Some Employer Health Strategies Are Helping Workers Improve Their Health

Most workers know what it takes to get and stay healthy, but they do not have accurate perceptions of their health and their health care programs, according to a recent survey from Aon Hewitt, the National Business Group on Health, and The Futures Company. However some employer strategies—such as the use of account-based plans and specific health and wellness programs—appear to be effective in motivating employees to take action to better understand and improve their health.

According to The Consumer Health Mindset survey, the majority of consumers (87 percent) say their health is good, and less than one quarter (23 percent) say they are overweight or obese. Yet, more than half (53 percent) of those consumers who report being in good health actually report height and weight that categorize them in the body mass index (BMI) overweight or obese categories.

“Employees want to be healthy, but many have an overly rosy perception of their health and may not see an urgent need to take action,” said Joann Hall Swenson, health engagement leader at Aon Hewitt. “For others, the activities and stresses of daily life take priority over good health, and many consumers are unwilling to make sacrifices to improve their health.
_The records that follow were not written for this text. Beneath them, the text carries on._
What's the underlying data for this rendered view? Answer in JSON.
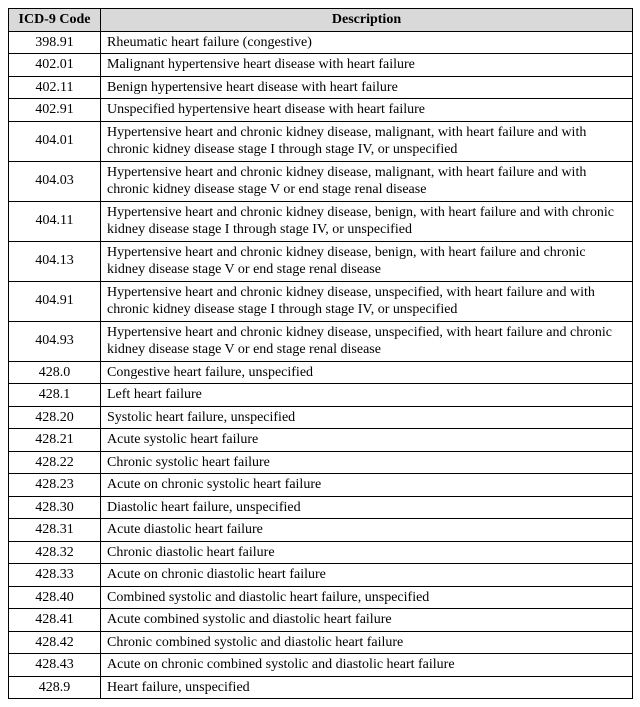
{
  "headers": {
    "code": "ICD-9 Code",
    "description": "Description"
  },
  "rows": [
    {
      "code": "398.91",
      "description": "Rheumatic heart failure (congestive)"
    },
    {
      "code": "402.01",
      "description": "Malignant hypertensive heart disease with heart failure"
    },
    {
      "code": "402.11",
      "description": "Benign hypertensive heart disease with heart failure"
    },
    {
      "code": "402.91",
      "description": "Unspecified hypertensive heart disease with heart failure"
    },
    {
      "code": "404.01",
      "description": "Hypertensive heart and chronic kidney disease, malignant, with heart failure and with chronic kidney disease stage I through stage IV, or unspecified"
    },
    {
      "code": "404.03",
      "description": "Hypertensive heart and chronic kidney disease, malignant, with heart failure and with chronic kidney disease stage V or end stage renal disease"
    },
    {
      "code": "404.11",
      "description": "Hypertensive heart and chronic kidney disease, benign, with heart failure and with chronic kidney disease stage I through stage IV, or unspecified"
    },
    {
      "code": "404.13",
      "description": "Hypertensive heart and chronic kidney disease, benign, with heart failure and chronic kidney disease stage V or end stage renal disease"
    },
    {
      "code": "404.91",
      "description": "Hypertensive heart and chronic kidney disease, unspecified, with heart failure and with chronic kidney disease stage I through stage IV, or unspecified"
    },
    {
      "code": "404.93",
      "description": "Hypertensive heart and chronic kidney disease, unspecified, with heart failure and chronic kidney disease stage V or end stage renal disease"
    },
    {
      "code": "428.0",
      "description": "Congestive heart failure, unspecified"
    },
    {
      "code": "428.1",
      "description": "Left heart failure"
    },
    {
      "code": "428.20",
      "description": "Systolic heart failure, unspecified"
    },
    {
      "code": "428.21",
      "description": "Acute systolic heart failure"
    },
    {
      "code": "428.22",
      "description": "Chronic systolic heart failure"
    },
    {
      "code": "428.23",
      "description": "Acute on chronic systolic heart failure"
    },
    {
      "code": "428.30",
      "description": "Diastolic heart failure, unspecified"
    },
    {
      "code": "428.31",
      "description": "Acute diastolic heart failure"
    },
    {
      "code": "428.32",
      "description": "Chronic diastolic heart failure"
    },
    {
      "code": "428.33",
      "description": "Acute on chronic diastolic heart failure"
    },
    {
      "code": "428.40",
      "description": "Combined systolic and diastolic heart failure, unspecified"
    },
    {
      "code": "428.41",
      "description": "Acute combined systolic and diastolic heart failure"
    },
    {
      "code": "428.42",
      "description": "Chronic combined systolic and diastolic heart failure"
    },
    {
      "code": "428.43",
      "description": "Acute on chronic combined systolic and diastolic heart failure"
    },
    {
      "code": "428.9",
      "description": "Heart failure, unspecified"
    }
  ]
}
Employers can help workers and their families by first arming them with the necessary tools and resources that give them a realistic picture of their health, and then making it easy and convenient for them to make better decisions and participate in the right wellness programs.”

Not only are employees disconnected when it comes to their personal health, but they are equally misinformed when it comes to understanding what the employer pays for their health care. According to a recent Aon Hewitt analysis, total health care costs per employee were $10,522 in 2012, and employers’ share of that cost was $8,318. However, when asked how much of the bill their employer pays, The Consumer Health Mindset survey shows consumers significantly underestimate the portion paid by their employers, guessing approximately half of the cost.
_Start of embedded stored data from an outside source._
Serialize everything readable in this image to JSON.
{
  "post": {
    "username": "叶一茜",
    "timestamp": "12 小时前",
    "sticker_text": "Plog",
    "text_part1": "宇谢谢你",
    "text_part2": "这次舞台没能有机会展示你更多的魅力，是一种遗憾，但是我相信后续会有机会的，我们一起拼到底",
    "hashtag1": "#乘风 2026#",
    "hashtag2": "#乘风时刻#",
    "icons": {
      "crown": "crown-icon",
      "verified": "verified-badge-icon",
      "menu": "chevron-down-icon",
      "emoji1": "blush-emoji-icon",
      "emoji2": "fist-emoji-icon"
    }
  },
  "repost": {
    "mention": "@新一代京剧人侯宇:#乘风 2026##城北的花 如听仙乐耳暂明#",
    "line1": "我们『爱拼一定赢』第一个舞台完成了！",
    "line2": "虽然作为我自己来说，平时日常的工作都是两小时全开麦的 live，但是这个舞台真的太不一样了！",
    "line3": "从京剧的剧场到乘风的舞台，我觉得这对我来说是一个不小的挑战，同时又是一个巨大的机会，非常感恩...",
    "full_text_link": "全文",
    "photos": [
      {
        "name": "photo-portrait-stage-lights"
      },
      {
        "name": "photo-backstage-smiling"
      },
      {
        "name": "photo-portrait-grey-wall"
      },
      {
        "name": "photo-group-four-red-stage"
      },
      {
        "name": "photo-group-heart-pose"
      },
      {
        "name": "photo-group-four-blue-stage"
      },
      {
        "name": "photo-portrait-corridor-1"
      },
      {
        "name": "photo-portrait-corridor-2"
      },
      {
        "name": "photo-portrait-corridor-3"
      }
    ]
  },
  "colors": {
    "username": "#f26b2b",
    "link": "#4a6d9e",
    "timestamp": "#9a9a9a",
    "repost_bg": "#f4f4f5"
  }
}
“These survey results underscore the challenges employers face as they seek to engage employees and their families in health improvement as a means to better managing rising health care costs,” said Helen Darling, president and chief executive officer at the National Business Group on Health. “It is critical for employers to bridge the knowledge gap evident in this survey.”

CDHPs

An increasing number of employers offer consumer driven health plans (CDHPs), as a way for consumers to take more responsibility for managing their health and related costs. According to The Consumer Health Mindset survey, 78 percent of employees currently enrolled in CDHPs are satisfied with the plans, and 89 percent expected to re-enroll in this option for 2013. For workers who have been enrolled in an account-based plan for two or more years, almost all (97 percent) planned to re-enroll.

“Account-based ‘consumer’ plans continue to rise in popularity with employers, in part, because they require workers to take a more active role in managing their use of the health care system,” said Jim Winkler, health innovation leader at Aon Hewitt. “Armed with the right tools and resources, workers who enroll in these types of plans can clearly see what health services cost, and they can use this information to be better informed consumers when it comes to choosing the care they need and spending their health care dollars. In many cases, this enlightened perspective can lead to cost savings for both the employer and the consumer.”

The survey found that consumer involvement in CDHPs may correlate to positive health behaviors. Sixty percent of employees who are enrolled in these types of plans say they have made positive behavior changes related to their health. Specifically, 28 percent say they receive routine preventative care more often, 23 percent seek lower-cost health care options, and 19 percent research health costs more frequently.

Wellness Programs

When asked if they would participate in a wellness program, the survey found that up to half of consumers said they would participate with no financial incentive as long as it is easy and convenient to participate. Sixty-three percent of consumers said they would complete a health risk questionnaire (HRQ) for a monetary reward, and 62 percent would participate in a healthy eating or weight management programs. Almost half (48 percent) would participate in a medically-sponsored program to help them manage a health condition.

To help consumers achieve their health-related goals, employers are willing to offer incentives for actions that take more work. Over one-half (58 percent) of employers surveyed offered some form of incentive for completing a lifestyle modification program (for example, to quit smoking or lose weight). Additionally, about one-quarter of organizations report offering incentives (monetary or nonmonetary) for making progress toward meeting acceptable ranges for biometric measures such as blood pressure, BMI, blood sugar, and cholesterol.

According to The Consumer Health Mindset survey findings, HRQs also are a valuable way to help consumers get an accurate picture of their overall health and receive targeted feedback to help them improve their well being. Of the workers who were offered an HRQ and received suggested action steps based on their results, 86 percent took some action. Further, 65 percent reported that they made at least one lifestyle improvement as a result.

“Consumers are looking for solutions that address their specific health needs and concerns,” said Christine Baskin, senior vice president at The Futures Company. “Tailored, targeted feedback such as that given in the HRQ process, along with understanding individual consumer’s attitudes towards health, are essential ingredients to having employees take actions to improve their health and their lifestyle.”